Autre actualité éditoriale du Surréalisme, celle du "pape" lui-même, André Breton dont on pouvait penser avoir tout lu et tout connaître, erreur, bien entendu : il fait partie de ces inépuisables figures de la littérature française – et de l'art et de l'histoire de la culture. Donc, à commencer par une énorme biographie que lui consacre l'américain Mark Polizzotti : exhaustive jusque dans les détails, sans effet d'écriture ou d'interprétation inutiles, classique pour tout dire et bien venue (3). Et puis, le tome III des OEuvres complètes dans La Pléiade, couvrant les années 1941-1953, où l'on trouve des textes d'importance, écrits pour certains à New York où Breton était réfugié, notamment "La clé des champs" qui comprend l'appel à un "art révolutionnaire indépendant", inspiré par Trotsky ; l'ensemble des entretiens donnés entre 1913 et 1952 ; les "Prolégomènes à un troisième manifeste du Surréalisme ou non", ainsi qu'une belle série d'inédits (4). P.C.


1. Lancée en 1995, cette collection qui veut être de "référence" se donne comme principes : "... la réunion d'une oeuvre dispersée accompagnée de documents qui la situent dans son environnement", ce qui dit aussi son ambition pédagogique. On y trouve, entre autres, le Henri Matisse, roman d'Aragon ; un René Char. Dans l'atelier du poète ; le texte intégral de A la recherche du temps perdu de Marcel Proust, mais aussi les OEuvres de Cioran et, d'André Chastel, la Renaissance italienne. 1460-1500. Dire aussi que ces "sommes" sont à prix accessibles, entre 100 et 200 F.

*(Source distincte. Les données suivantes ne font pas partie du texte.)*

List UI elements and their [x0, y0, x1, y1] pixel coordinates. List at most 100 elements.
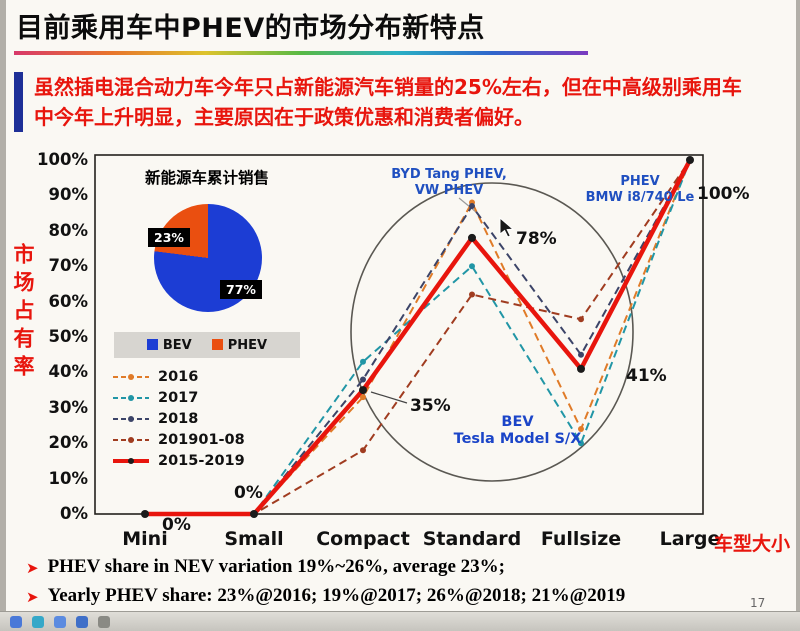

2. Desnos. OEuvres. Editions Gallimard-Quarto, 1999 ; édition établie et présentée par Marie-Claire Dumas, 1 400 p., 226 illustrations, 170 F. On y joindra une belle publication de Jours de noces. Nouvelles, 20 textes écrits de 1928 à 1943, préfacés par la même Marie-Claire Dumas, aux éditions Le Temps de Cerises, 1999, 158 p., 80 F. A signaler aussi Robert Desnos, le roman d'une vie (1900-1945), de Dominique Desanti. Mercure de France, 1999, 366 p., 135 F. Ainsi que la réédition du Robert Desnos dans les Cahiers de l'Herne, 428 p. ; 300 F. Et de Youki Desnos les Confidences de Youki, Fayard, 344 p., 120 F.

3. Mark Polizzotti, André Breton. La Révolte supérieure de l'esprit, traduit de l'anglais (E.-U.) par Jean-François Sené, Gallimard, 1999, 842 p., 220 F.

4. André Breton, OEuvres complètes, III, sous la direction d'Etienne-Alain Hubert, Gallimard-Bibliothèque de la Pléiade, 1999, 1578 p., 470 F.